PM salutes Nobel laureate ‘Venki’ Ramakrishnan for good science

By IANS
Sunday, January 3, 2010

THIRUVANANTHAPURAM - Prime Minister Manmohan Singh Sunday saluted the latest Indian Nobel laureate Venkatraman (Venki) Ramakrishnan for his creativity, talent and commitment to good science.

“All Indians felt proud that an Indian-origin scientist, who earned his early spurs in India, was a recipient of the 2009 Nobel Prize in Chemistry,” Singh said, inaugurating the 97th Indian Science Congress here.

Singh also endorsed Ramakrishnan’s recent comment that Indian scientists needed greater autonomy from red tape and local politics.

In this context, the prime minister lamented that red tape, political interference and lack of proper recognition of good work led to regression in Indian science from the days of another Indian Nobel laureate C.V. Raman and other pioneering scientists in the past.

Though Ramakrishnan is presently in India, camping at the renowned Indian Institute of Science (IISc) in Bangalore, organisers of the premier science event - Indian Science Congress Association, hosts Kerala University and the state-run Indian Space Research Organisation (ISRO) did not invite him for the annual science summit.

“We were not aware about him being still in the country or his itinerary. We knew through media reports that he was in Mumbai and Chennai recently. Had we known that he was in Bangalore, we would have certainly persuaded him to come here,” a senior varsity official told IANS on the margins of the conference.

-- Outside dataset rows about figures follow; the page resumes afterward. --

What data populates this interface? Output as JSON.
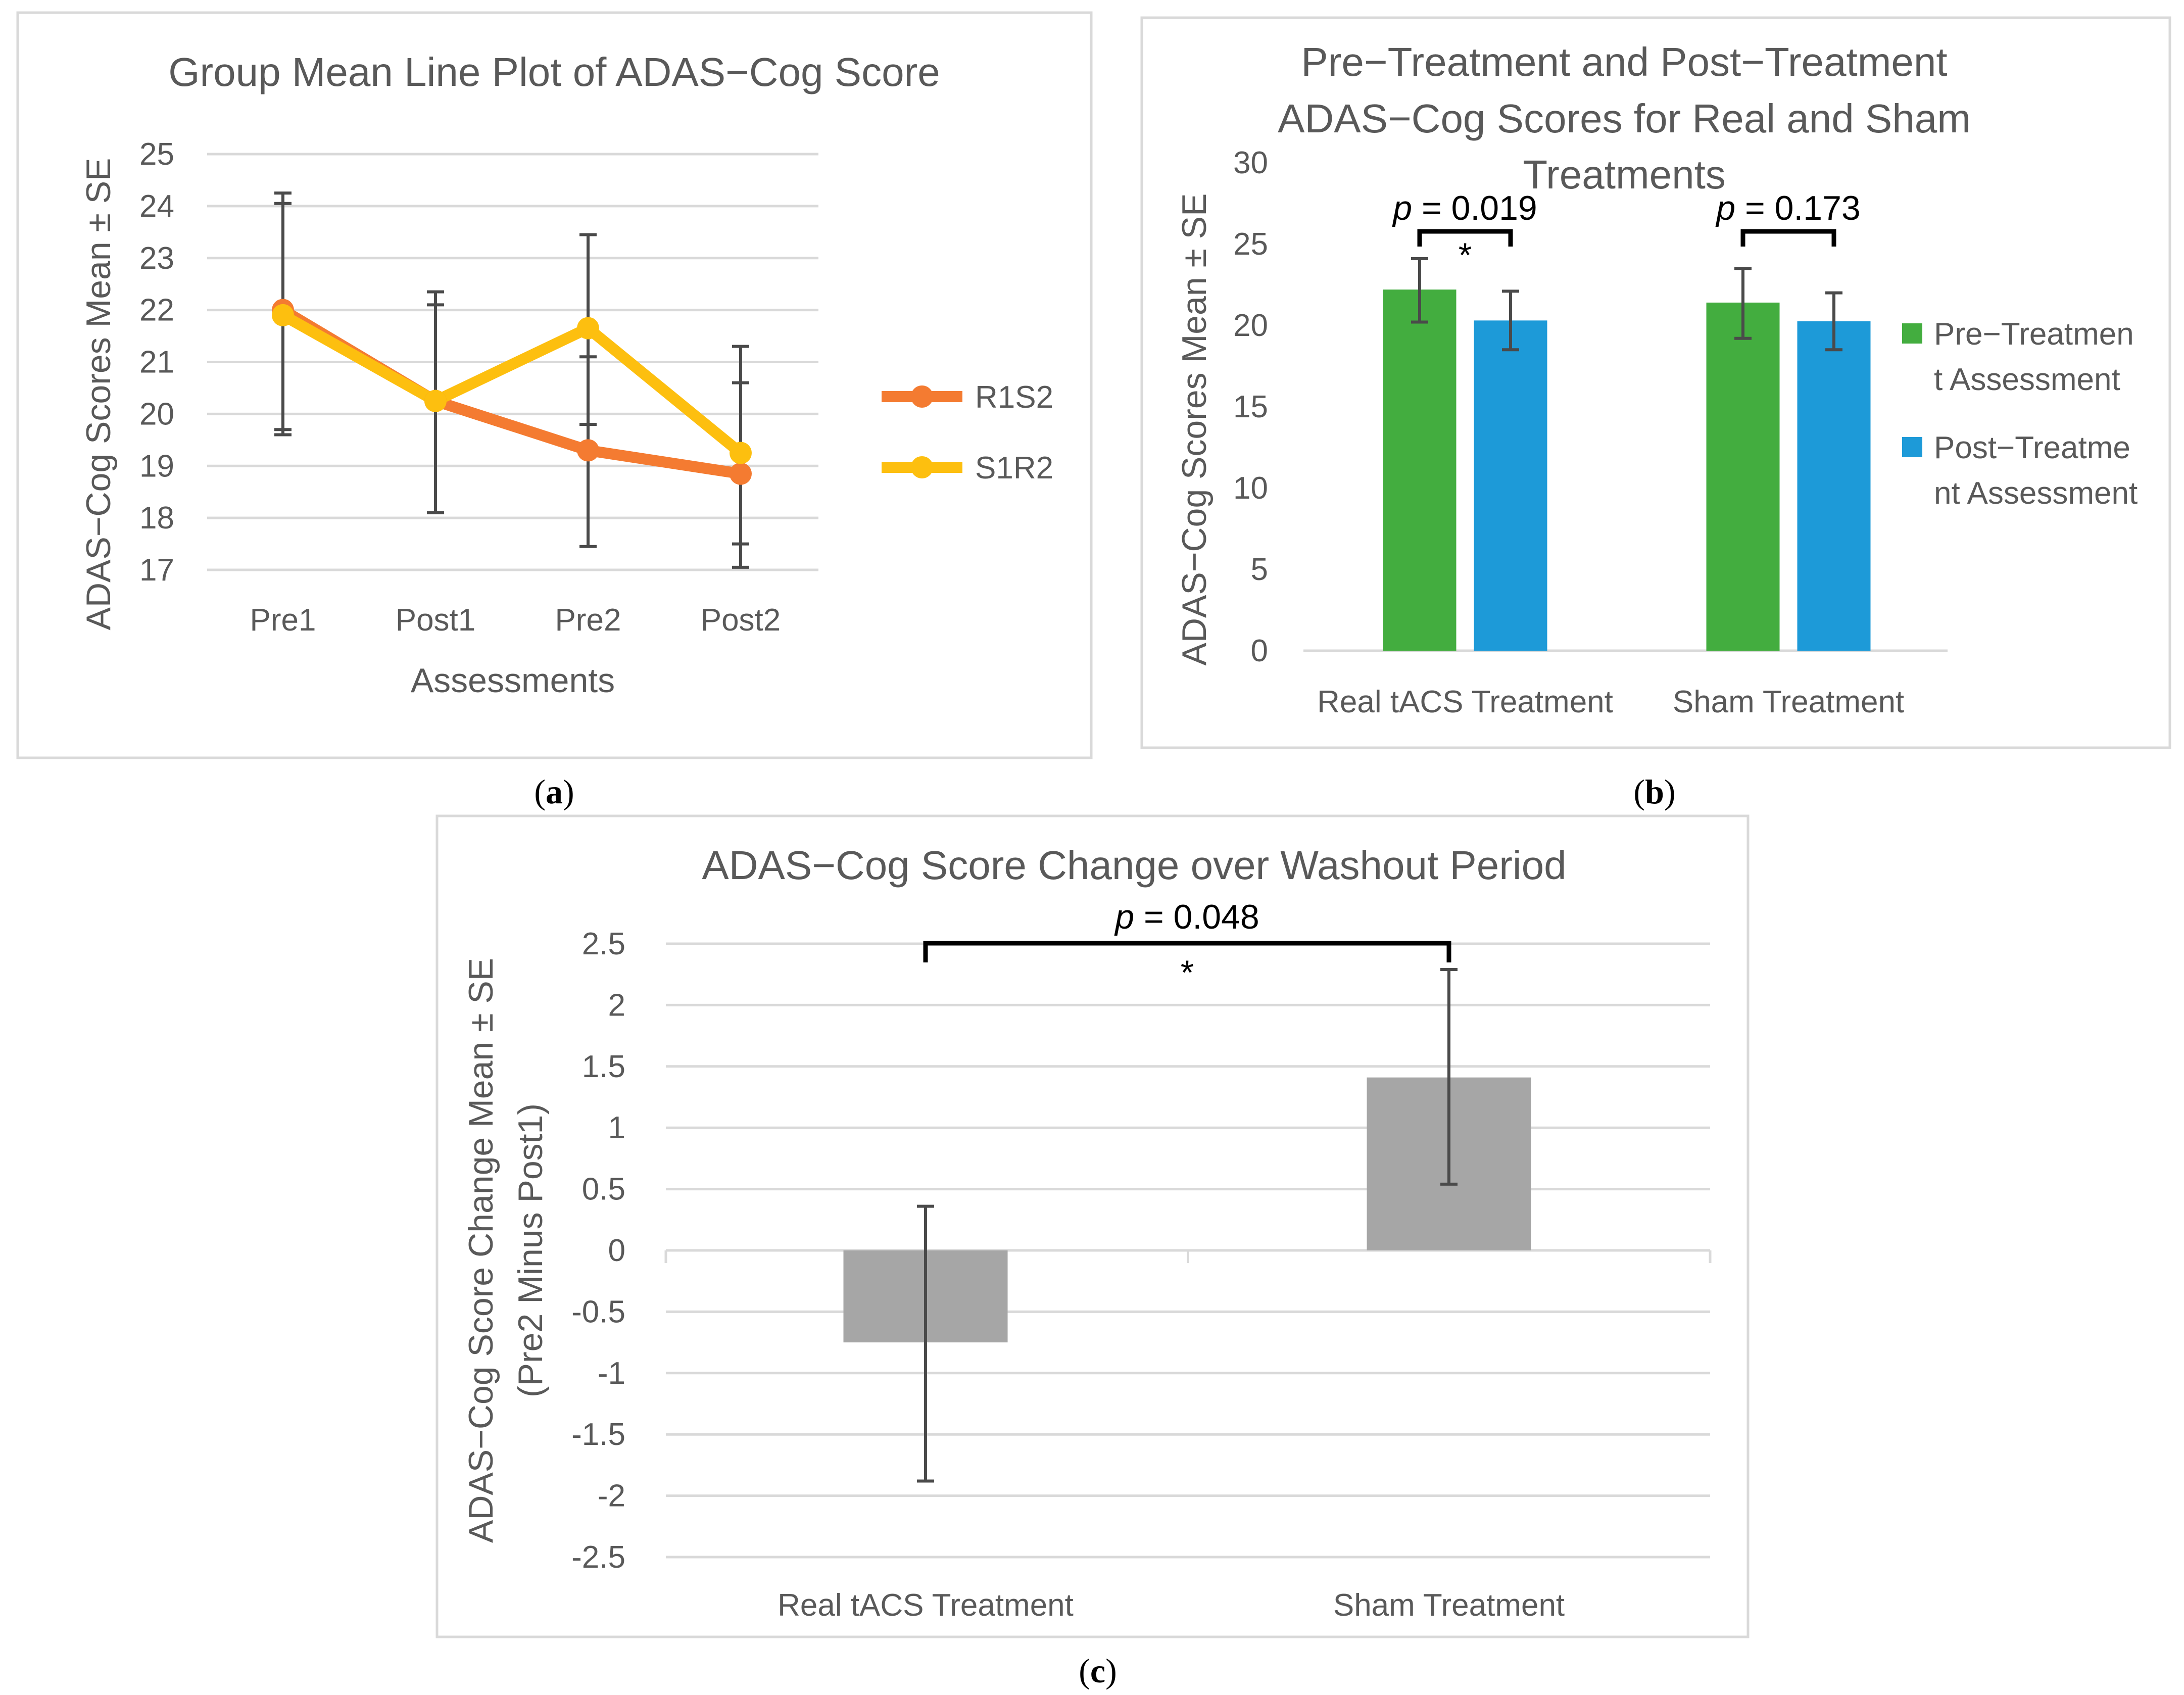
{
  "colors": {
    "r1s2": "#f47b31",
    "s1r2": "#fdbf0f",
    "pre": "#43ad3f",
    "post": "#1d9ad8",
    "change": "#a6a6a6"
  },
  "chart_data": [
    {
      "id": "a",
      "panel_label": "(a)",
      "panel_letter": "a",
      "type": "line",
      "title": "Group Mean Line Plot of ADAS−Cog Score",
      "xlabel": "Assessments",
      "ylabel": "ADAS−Cog Scores Mean ± SE",
      "ylim": [
        17,
        25
      ],
      "yticks": [
        "17",
        "18",
        "19",
        "20",
        "21",
        "22",
        "23",
        "24",
        "25"
      ],
      "categories": [
        "Pre1",
        "Post1",
        "Pre2",
        "Post2"
      ],
      "series": [
        {
          "name": "R1S2",
          "color": "#f47b31",
          "values": [
            22.0,
            20.25,
            19.3,
            18.85
          ],
          "err_low": [
            19.7,
            18.1,
            17.45,
            17.05
          ],
          "err_high": [
            24.25,
            22.1,
            21.1,
            20.6
          ]
        },
        {
          "name": "S1R2",
          "color": "#fdbf0f",
          "values": [
            21.9,
            20.25,
            21.65,
            19.25
          ],
          "err_low": [
            19.6,
            18.1,
            19.8,
            17.5
          ],
          "err_high": [
            24.05,
            22.35,
            23.45,
            21.3
          ]
        }
      ],
      "legend": "right"
    },
    {
      "id": "b",
      "panel_label": "(b)",
      "panel_letter": "b",
      "type": "bar",
      "title_lines": [
        "Pre−Treatment and Post−Treatment",
        "ADAS−Cog Scores for Real and Sham",
        "Treatments"
      ],
      "xlabel": "",
      "ylabel": "ADAS−Cog Scores Mean ± SE",
      "ylim": [
        0,
        30
      ],
      "yticks": [
        "0",
        "5",
        "10",
        "15",
        "20",
        "25",
        "30"
      ],
      "categories": [
        "Real tACS Treatment",
        "Sham Treatment"
      ],
      "series": [
        {
          "name": "Pre−Treatment Assessment",
          "legend_lines": [
            "Pre−Treatmen",
            "t Assessment"
          ],
          "color": "#43ad3f",
          "values": [
            22.2,
            21.4
          ],
          "err_low": [
            20.2,
            19.2
          ],
          "err_high": [
            24.1,
            23.5
          ]
        },
        {
          "name": "Post−Treatment Assessment",
          "legend_lines": [
            "Post−Treatme",
            "nt Assessment"
          ],
          "color": "#1d9ad8",
          "values": [
            20.3,
            20.25
          ],
          "err_low": [
            18.5,
            18.5
          ],
          "err_high": [
            22.1,
            22.0
          ]
        }
      ],
      "annotations": [
        {
          "category": 0,
          "p_label": "p",
          "p_value": " = 0.019",
          "star": "*"
        },
        {
          "category": 1,
          "p_label": "p",
          "p_value": " = 0.173",
          "star": ""
        }
      ],
      "legend": "right"
    },
    {
      "id": "c",
      "panel_label": "(c)",
      "panel_letter": "c",
      "type": "bar",
      "title": "ADAS−Cog Score Change over Washout Period",
      "xlabel": "",
      "ylabel_lines": [
        "ADAS−Cog Score Change Mean ± SE",
        "(Pre2 Minus Post1)"
      ],
      "ylim": [
        -2.5,
        2.5
      ],
      "yticks": [
        "-2.5",
        "-2",
        "-1.5",
        "-1",
        "-0.5",
        "0",
        "0.5",
        "1",
        "1.5",
        "2",
        "2.5"
      ],
      "categories": [
        "Real tACS Treatment",
        "Sham Treatment"
      ],
      "values": [
        -0.75,
        1.41
      ],
      "err_low": [
        -1.88,
        0.54
      ],
      "err_high": [
        0.36,
        2.29
      ],
      "color": "#a6a6a6",
      "annotation": {
        "p_label": "p",
        "p_value": " = 0.048",
        "star": "*"
      }
    }
  ]
}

Ramakrishnan, 57, though a US citizen, was born at Chidambaram in Tamil Nadu and graduated in science from Baroda University in 1971 and did Ph.D in physics from Ohio University in the US in 1976.

He is currently a senior scientist and group leader at structural studies division, MRC Laboratory of Molecular Biology, at Cambridge in Britain.

Ramakrishnan was awarded the Nobel Prize jointly by the Royal Swedish Academy of Sciences ‘for studies of the structure and function of the ribosome’ along with Thomas E. Steitz of the US and Ada E. Yonath of Israel.

A ribosome translates the DNA (deoxyribonucleic acid) code into life.